Wikipedia, despite its issues, is a great example of what could happen. Tremendous amounts of knowledge are now freely available to anyone, where previously they would have had to pay $1000+ for a set of encyclopedias (quickly outdated). Academic journals of course would have some differences, but there’s no legitimate reason that they couldn’t also be made freely available to everyone.
This is a soon to be (mostly) self-corrected problem. Increasingly, the federal granting agencies on which so much scientific research relies are insisting that science funded by public taxpayer dollars be made freely available to the public, if not immediately upon publication, then within a short time-frame (e.g. two years), either because the journal makes all their not-super-recent papers freely available or because the journal allows the authors to make it so at their own free institutional databases. Scientific journals are now scrambling to change their copyright and free-to-access policies, because they can no longer run under the current model if they ever again want to publish NSF-funded research. That needle will keep swinging in that direction, because the scientific research community wants to, and because the researchers are actually the ones who do both the editing and peer-review for the journals and the reviewing and adjudication for the granting agencies.

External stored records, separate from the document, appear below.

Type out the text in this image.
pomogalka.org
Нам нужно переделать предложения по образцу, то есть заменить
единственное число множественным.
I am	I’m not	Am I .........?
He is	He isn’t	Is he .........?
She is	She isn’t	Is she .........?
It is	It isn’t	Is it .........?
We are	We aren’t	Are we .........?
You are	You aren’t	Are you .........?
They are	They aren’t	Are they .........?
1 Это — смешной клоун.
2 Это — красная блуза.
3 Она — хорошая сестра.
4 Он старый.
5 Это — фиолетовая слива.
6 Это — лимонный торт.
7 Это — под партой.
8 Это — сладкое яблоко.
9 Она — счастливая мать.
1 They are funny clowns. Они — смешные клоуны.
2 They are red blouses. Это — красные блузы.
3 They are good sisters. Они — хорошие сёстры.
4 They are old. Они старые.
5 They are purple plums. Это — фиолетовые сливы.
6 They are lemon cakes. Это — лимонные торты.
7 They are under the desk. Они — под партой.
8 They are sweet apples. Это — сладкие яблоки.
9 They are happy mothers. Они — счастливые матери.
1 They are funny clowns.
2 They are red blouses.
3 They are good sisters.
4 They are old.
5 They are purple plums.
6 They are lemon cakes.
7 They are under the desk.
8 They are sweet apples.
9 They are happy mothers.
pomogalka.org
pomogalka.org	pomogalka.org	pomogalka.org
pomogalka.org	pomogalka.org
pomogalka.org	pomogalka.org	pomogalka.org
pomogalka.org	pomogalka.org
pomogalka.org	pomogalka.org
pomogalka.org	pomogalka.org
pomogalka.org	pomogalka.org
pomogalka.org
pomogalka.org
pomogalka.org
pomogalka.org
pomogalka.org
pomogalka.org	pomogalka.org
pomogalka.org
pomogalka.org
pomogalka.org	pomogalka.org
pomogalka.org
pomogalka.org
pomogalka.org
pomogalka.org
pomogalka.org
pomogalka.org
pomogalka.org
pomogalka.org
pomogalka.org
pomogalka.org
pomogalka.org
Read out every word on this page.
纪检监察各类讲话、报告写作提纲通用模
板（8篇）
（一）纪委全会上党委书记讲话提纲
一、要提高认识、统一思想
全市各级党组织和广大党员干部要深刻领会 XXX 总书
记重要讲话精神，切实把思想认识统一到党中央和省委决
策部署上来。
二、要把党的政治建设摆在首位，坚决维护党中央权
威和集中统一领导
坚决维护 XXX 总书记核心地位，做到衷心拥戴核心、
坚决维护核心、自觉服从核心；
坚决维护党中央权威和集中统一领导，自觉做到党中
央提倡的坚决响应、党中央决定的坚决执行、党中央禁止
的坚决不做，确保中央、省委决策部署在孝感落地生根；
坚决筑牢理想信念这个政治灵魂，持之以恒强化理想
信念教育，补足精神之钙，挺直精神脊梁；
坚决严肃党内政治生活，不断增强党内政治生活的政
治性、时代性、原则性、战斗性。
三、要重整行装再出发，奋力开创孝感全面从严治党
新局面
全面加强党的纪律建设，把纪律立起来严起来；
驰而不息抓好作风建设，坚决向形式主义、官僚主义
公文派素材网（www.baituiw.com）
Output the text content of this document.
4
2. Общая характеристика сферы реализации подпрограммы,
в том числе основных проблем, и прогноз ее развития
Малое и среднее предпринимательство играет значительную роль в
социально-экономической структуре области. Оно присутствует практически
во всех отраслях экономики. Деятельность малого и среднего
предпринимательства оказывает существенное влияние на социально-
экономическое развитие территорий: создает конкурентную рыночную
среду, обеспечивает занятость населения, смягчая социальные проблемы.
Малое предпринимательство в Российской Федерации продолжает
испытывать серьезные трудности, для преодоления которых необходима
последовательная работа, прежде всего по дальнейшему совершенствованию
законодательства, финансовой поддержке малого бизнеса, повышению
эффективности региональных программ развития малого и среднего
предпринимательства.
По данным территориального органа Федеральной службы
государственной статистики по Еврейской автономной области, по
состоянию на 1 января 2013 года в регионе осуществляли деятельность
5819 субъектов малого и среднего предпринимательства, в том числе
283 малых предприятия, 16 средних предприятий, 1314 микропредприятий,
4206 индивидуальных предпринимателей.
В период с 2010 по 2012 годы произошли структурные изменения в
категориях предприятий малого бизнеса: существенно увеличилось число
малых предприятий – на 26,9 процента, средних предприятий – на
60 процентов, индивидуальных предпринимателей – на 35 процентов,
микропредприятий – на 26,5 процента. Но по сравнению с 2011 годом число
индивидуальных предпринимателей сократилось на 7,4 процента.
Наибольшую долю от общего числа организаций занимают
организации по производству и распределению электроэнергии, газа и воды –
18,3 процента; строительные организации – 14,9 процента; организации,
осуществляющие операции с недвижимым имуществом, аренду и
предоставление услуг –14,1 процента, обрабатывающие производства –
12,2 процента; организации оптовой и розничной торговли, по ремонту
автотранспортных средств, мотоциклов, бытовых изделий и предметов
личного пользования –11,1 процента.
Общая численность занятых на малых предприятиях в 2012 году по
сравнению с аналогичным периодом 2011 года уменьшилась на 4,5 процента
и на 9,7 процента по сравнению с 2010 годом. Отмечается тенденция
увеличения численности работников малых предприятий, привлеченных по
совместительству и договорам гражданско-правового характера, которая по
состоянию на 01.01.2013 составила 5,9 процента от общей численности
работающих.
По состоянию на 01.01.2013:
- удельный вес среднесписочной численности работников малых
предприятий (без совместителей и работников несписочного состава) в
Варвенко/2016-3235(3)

(And no, academic scientists don’t do that editing and peer-review work “for free”. We do it as part of our expected service to the scientific community, which is in our job description and a criteria for promotion and tenure. We do get paid to do that work: it is part of our job as academic scientists.)
That said, yeah, seriously, fuck Elsevier. Those guys have been price gouging for decades.
The alternative to SciHub and illegally downloading yourself, of course, is to make friends with an academic scientist at a university that pays for access and ask them to send you the papers. Which they will happily do. (Or go to school there. I know alumni at my school get lifetime access to everything available through our library, which is basically everything.)
Yes, funded researchers can use their grants to pay “page charges” to the journals, and requiring such charges is one way the journals can keep costs down for consumers.
Sure, but (e.g.) Journal of Chromatography A does NOT cost $20,000 per year per subscriber to produce / host online, even including a healthy profit margin.